WADA soll auf eigene Untersuchung verzichtet haben

Dies wird in dem Untersuchungsbericht nicht beantwortet. Dieser sei offiziell von der chinesischen Anti-Doping-Agentur CHINADA verfasst worden, als untersuchende Behörde sei aber das Ministerium für öffentliche Sicherheit angegeben, ein Arm des chinesischen Geheimdienstes.

ARD und New York Times ließen das Dokument nach eigenen Angaben durch mehrere Quellen verifizieren. Die positiven Fälle seien im März 2021 korrekt in das offizielle WADA-Meldesystem eingegeben worden.

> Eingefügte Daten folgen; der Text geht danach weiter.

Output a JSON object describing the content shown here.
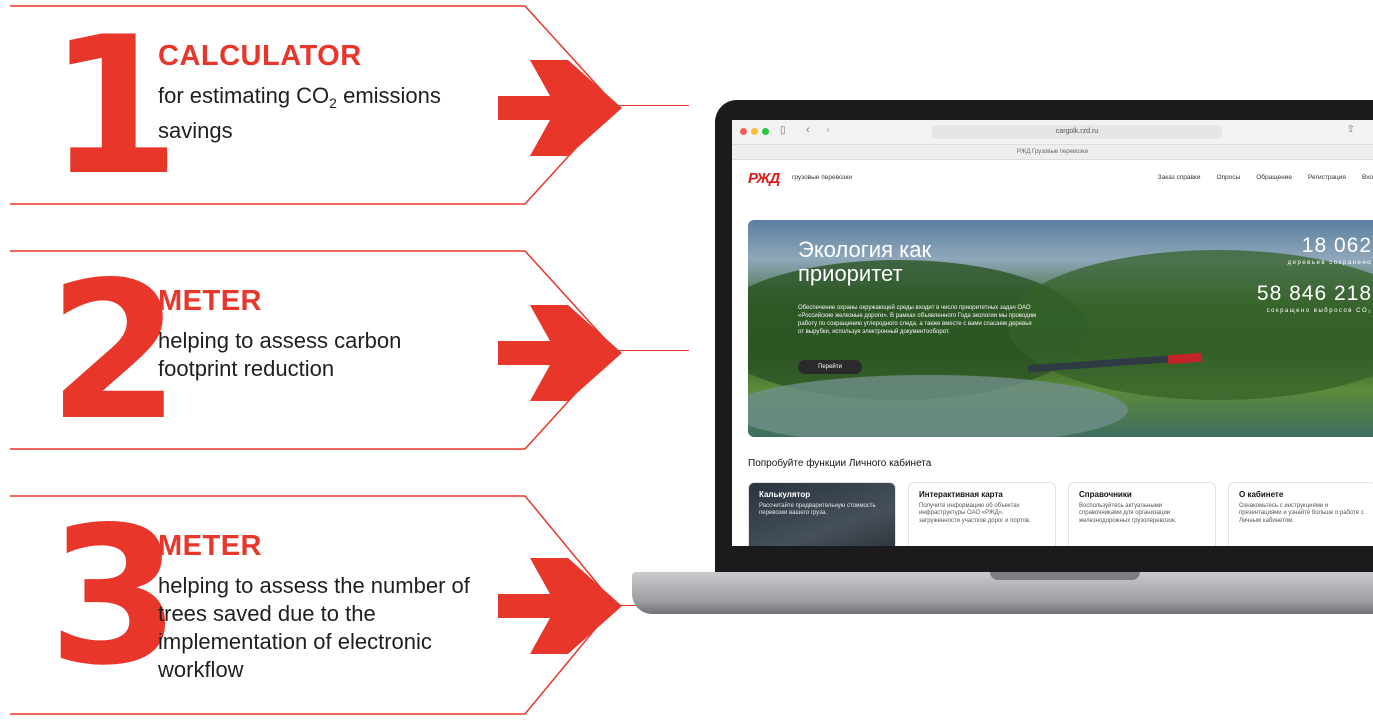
{
  "callouts": [
    {
      "number": "1",
      "title": "CALCULATOR",
      "desc_before_sub": "for estimating CO",
      "desc_sub": "2",
      "desc_after_sub": " emissions savings"
    },
    {
      "number": "2",
      "title": "METER",
      "desc": "helping to assess carbon footprint reduction"
    },
    {
      "number": "3",
      "title": "METER",
      "desc": "helping to assess the number of trees saved due to the implementation of electronic workflow"
    }
  ],
  "browser": {
    "url": "cargolk.rzd.ru",
    "tab_title": "РЖД Грузовые перевозки"
  },
  "site": {
    "logo": "РЖД",
    "brand_text": "грузовые перевозки",
    "nav": [
      "Заказ справки",
      "Опросы",
      "Обращение",
      "Регистрация",
      "Вхо"
    ]
  },
  "hero": {
    "title": "Экология как приоритет",
    "text": "Обеспечение охраны окружающей среды входит в число приоритетных задач ОАО «Российские железные дороги». В рамках объявленного Года экологии мы проводим работу по сокращению углеродного следа, а также вместе с вами спасаем деревья от вырубки, используя электронный документооборот.",
    "button": "Перейти",
    "stats": [
      {
        "value": "18 062",
        "label": "деревьев сохранено"
      },
      {
        "value": "58 846 218",
        "label": "сокращено выбросов CO₂"
      }
    ]
  },
  "section_title": "Попробуйте функции Личного кабинета",
  "cards": [
    {
      "title": "Калькулятор",
      "text": "Рассчитайте предварительную стоимость перевозки вашего груза."
    },
    {
      "title": "Интерактивная карта",
      "text": "Получите информацию об объектах инфраструктуры ОАО «РЖД», загруженности участков дорог и портов."
    },
    {
      "title": "Справочники",
      "text": "Воспользуйтесь актуальными справочниками для организации железнодорожных грузоперевозок."
    },
    {
      "title": "О кабинете",
      "text": "Ознакомьтесь с инструкциями и презентациями и узнайте больше о работе с Личным кабинетом."
    }
  ],
  "colors": {
    "accent": "#e8362b",
    "laptop": "#1b1b1d"
  }
}
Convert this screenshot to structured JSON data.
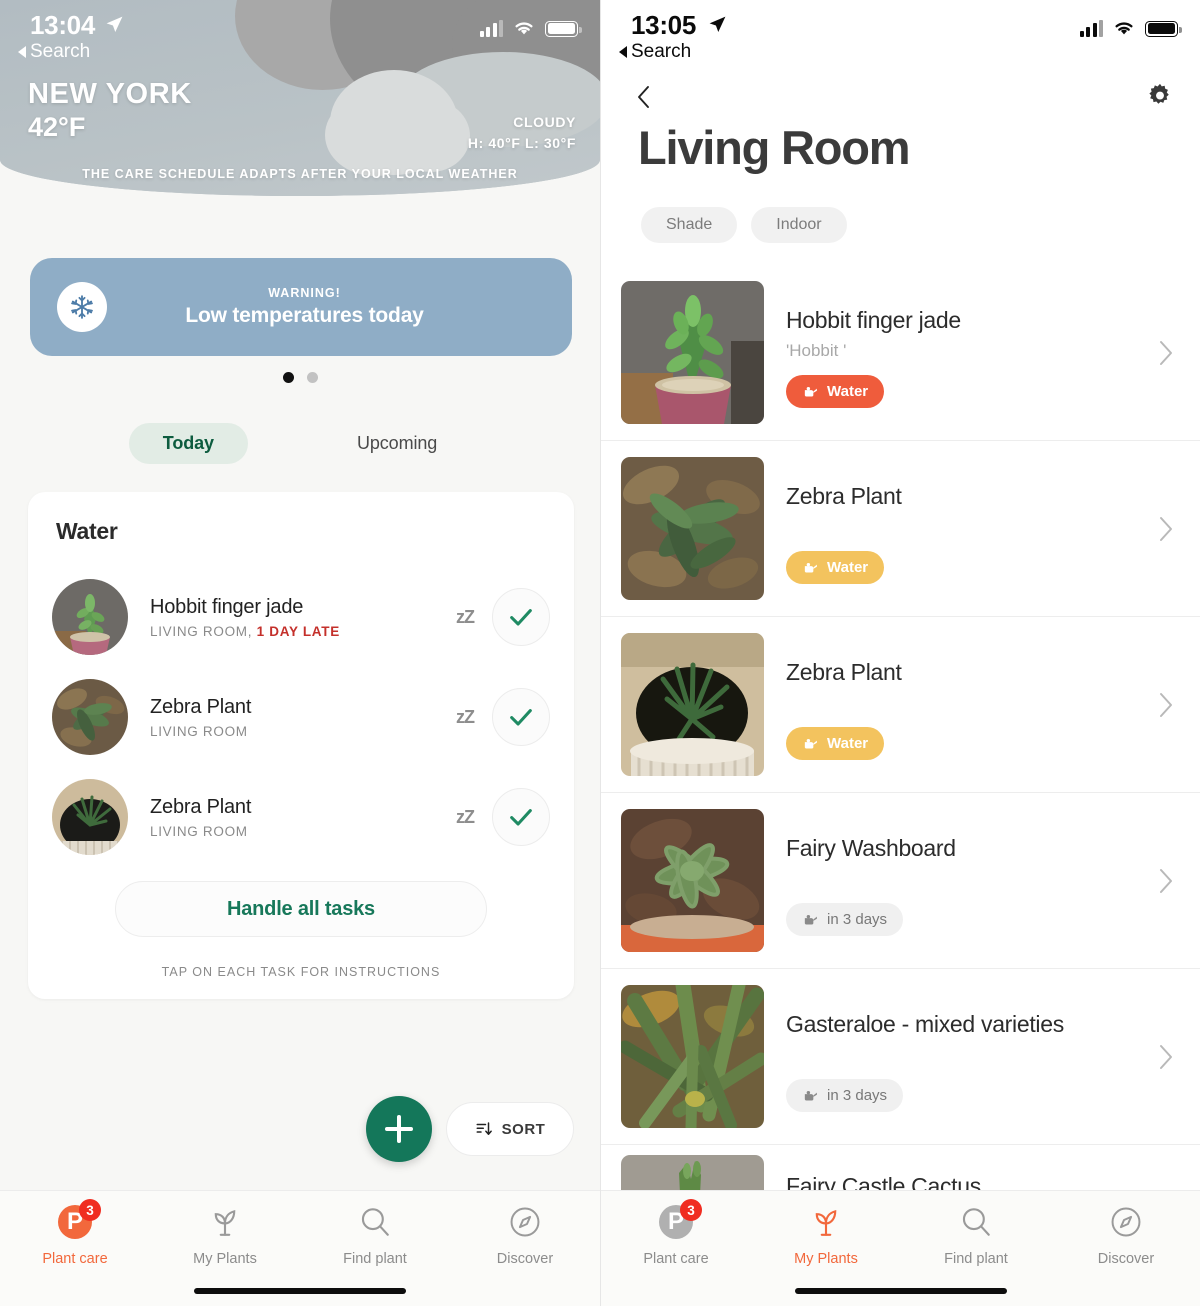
{
  "left": {
    "status": {
      "time": "13:04",
      "back_label": "Search",
      "location_icon": "location-arrow-icon"
    },
    "weather": {
      "city": "NEW YORK",
      "temp": "42°F",
      "condition": "CLOUDY",
      "high_low": "H: 40°F L: 30°F",
      "note": "THE CARE SCHEDULE ADAPTS AFTER YOUR LOCAL WEATHER"
    },
    "warning": {
      "kicker": "WARNING!",
      "title": "Low temperatures today",
      "icon": "snowflake-icon",
      "bg": "#8fadc6"
    },
    "carousel": {
      "total": 2,
      "active": 1
    },
    "tabs": [
      {
        "label": "Today",
        "active": true
      },
      {
        "label": "Upcoming",
        "active": false
      }
    ],
    "task_card": {
      "title": "Water",
      "tasks": [
        {
          "name": "Hobbit finger jade",
          "room": "LIVING ROOM, ",
          "late": "1 DAY LATE",
          "snooze": "zZ",
          "done_icon": "check-icon"
        },
        {
          "name": "Zebra Plant",
          "room": "LIVING ROOM",
          "late": "",
          "snooze": "zZ",
          "done_icon": "check-icon"
        },
        {
          "name": "Zebra Plant",
          "room": "LIVING ROOM",
          "late": "",
          "snooze": "zZ",
          "done_icon": "check-icon"
        }
      ],
      "handle_all_label": "Handle all tasks",
      "hint": "TAP ON EACH TASK FOR INSTRUCTIONS"
    },
    "fab": {
      "icon": "plus-icon"
    },
    "sort": {
      "label": "SORT",
      "icon": "sort-descending-icon"
    },
    "tabbar": [
      {
        "label": "Plant care",
        "icon": "plantcare-logo-icon",
        "badge": "3",
        "active": true
      },
      {
        "label": "My Plants",
        "icon": "seedling-icon",
        "badge": "",
        "active": false
      },
      {
        "label": "Find plant",
        "icon": "search-icon",
        "badge": "",
        "active": false
      },
      {
        "label": "Discover",
        "icon": "compass-icon",
        "badge": "",
        "active": false
      }
    ]
  },
  "right": {
    "status": {
      "time": "13:05",
      "back_label": "Search",
      "location_icon": "location-arrow-icon"
    },
    "nav": {
      "back_icon": "chevron-left-icon",
      "settings_icon": "gear-icon"
    },
    "title": "Living Room",
    "chips": [
      {
        "label": "Shade"
      },
      {
        "label": "Indoor"
      }
    ],
    "plants": [
      {
        "name": "Hobbit finger jade",
        "variety": "'Hobbit '",
        "badge": "Water",
        "badge_style": "orange",
        "badge_icon": "watering-can-icon",
        "chevron": "chevron-right-icon"
      },
      {
        "name": "Zebra Plant",
        "variety": "",
        "badge": "Water",
        "badge_style": "yellow",
        "badge_icon": "watering-can-icon",
        "chevron": "chevron-right-icon"
      },
      {
        "name": "Zebra Plant",
        "variety": "",
        "badge": "Water",
        "badge_style": "yellow",
        "badge_icon": "watering-can-icon",
        "chevron": "chevron-right-icon"
      },
      {
        "name": "Fairy Washboard",
        "variety": "",
        "badge": "in 3 days",
        "badge_style": "grey",
        "badge_icon": "watering-can-icon",
        "chevron": "chevron-right-icon"
      },
      {
        "name": "Gasteraloe - mixed varieties",
        "variety": "",
        "badge": "in 3 days",
        "badge_style": "grey",
        "badge_icon": "watering-can-icon",
        "chevron": "chevron-right-icon"
      },
      {
        "name": "Fairy Castle Cactus",
        "variety": "",
        "badge": "",
        "badge_style": "none",
        "badge_icon": "",
        "chevron": "chevron-right-icon"
      }
    ],
    "tabbar": [
      {
        "label": "Plant care",
        "icon": "plantcare-logo-icon",
        "badge": "3",
        "active": false
      },
      {
        "label": "My Plants",
        "icon": "seedling-icon",
        "badge": "",
        "active": true
      },
      {
        "label": "Find plant",
        "icon": "search-icon",
        "badge": "",
        "active": false
      },
      {
        "label": "Discover",
        "icon": "compass-icon",
        "badge": "",
        "active": false
      }
    ]
  },
  "colors": {
    "accent_orange": "#f2683c",
    "badge_red": "#f02d21",
    "water_orange": "#ef5c3c",
    "water_yellow": "#f3c35e",
    "green": "#14775a",
    "warning_blue": "#8fadc6",
    "late_red": "#c4302b"
  }
}
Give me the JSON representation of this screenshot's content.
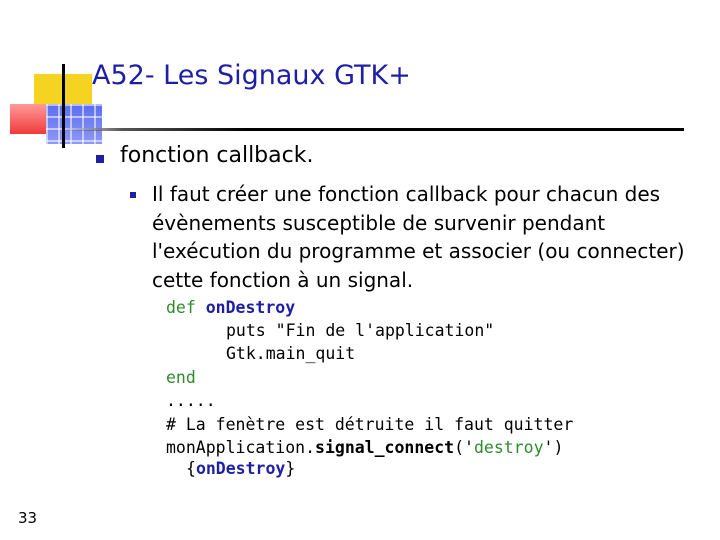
{
  "slide": {
    "title": "A52- Les Signaux GTK+",
    "page_number": "33"
  },
  "bullets": {
    "level1": "fonction callback.",
    "level2": "Il faut créer une fonction callback pour chacun des évènements susceptible de survenir pendant l'exécution du programme et associer (ou connecter) cette fonction à un signal."
  },
  "code": {
    "def_kw": "def",
    "func_name": "onDestroy",
    "line2": "puts \"Fin de l'application\"",
    "line3": "Gtk.main_quit",
    "end_kw": "end",
    "dots": ".....",
    "comment": "# La fenètre est détruite il faut quitter",
    "obj": "monApplication.",
    "method": "signal_connect",
    "paren_open": "('",
    "signal": "destroy",
    "paren_close": "')",
    "brace_open": "{",
    "handler": "onDestroy",
    "brace_close": "}"
  },
  "colors": {
    "title": "#1f1fa6",
    "keyword": "#2e8b2e",
    "accent_yellow": "#f5d321",
    "accent_red": "#f03a3a",
    "accent_blue": "#5c6cf2"
  }
}
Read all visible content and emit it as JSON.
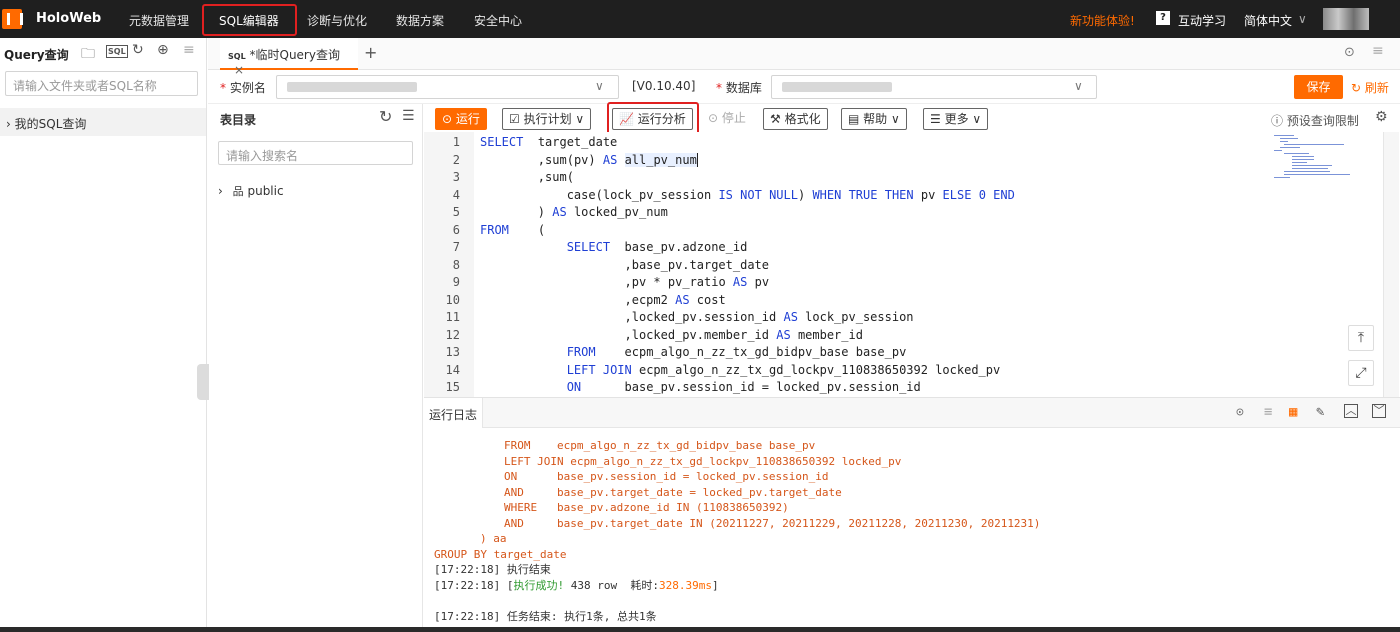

Anstatt einen offiziellen Anti-Doping-Regelverstoß (ADRV) zu melden, habe jedoch die interne chinesische Untersuchung stattgefunden. Steht ein Regelverstoß im Raum, greift normalerweise eine vorläufige Sperre. Die WADA verzichtete laut der Recherchen auf eine eigene Untersuchung.

Sörgel: WADA hätte den Fall prüfen müssen

Die Welt-Anti-Doping-Agentur teilte der ARD mit, sie habe auf Basis der Analysedaten „keine Grundlage“ gesehen, die „Erklärungen der Kontamination anzufechten“ und verwies in ihrer Stellungnahme unter anderem auf niedrige Konzentrationen und schwankende Werte.

CHINADA erklärte, es hätten keine Anti-Doping-Verstöße vorgelegen. Der Schwimm-Weltverband World Aquatics teilte mit, die Vorgänge seien sorgfältig und professionell geprüft worden.

Laut Sörgel hätte die WADA die Fälle prüfen müssen, doch er wirft eine Frage auf: „Wir standen vor den Olympischen Spielen und den dann folgenden Winterspielen in Peking. Will da die WADA - oder sagen wir besser - darf da die vom IOC mitfinanzierte WADA Unsicherheit und Misstrauen säen?“

Kommt es zu nachträglichen Sperren und Sanktionen?

Der Experte ergänzt, dass der nun publik gewordene Dopingverdacht mit Hinblick auf die anstehenden Olympischen Spiele 2024 in Paris das Misstrauen weiter erhöhen werde.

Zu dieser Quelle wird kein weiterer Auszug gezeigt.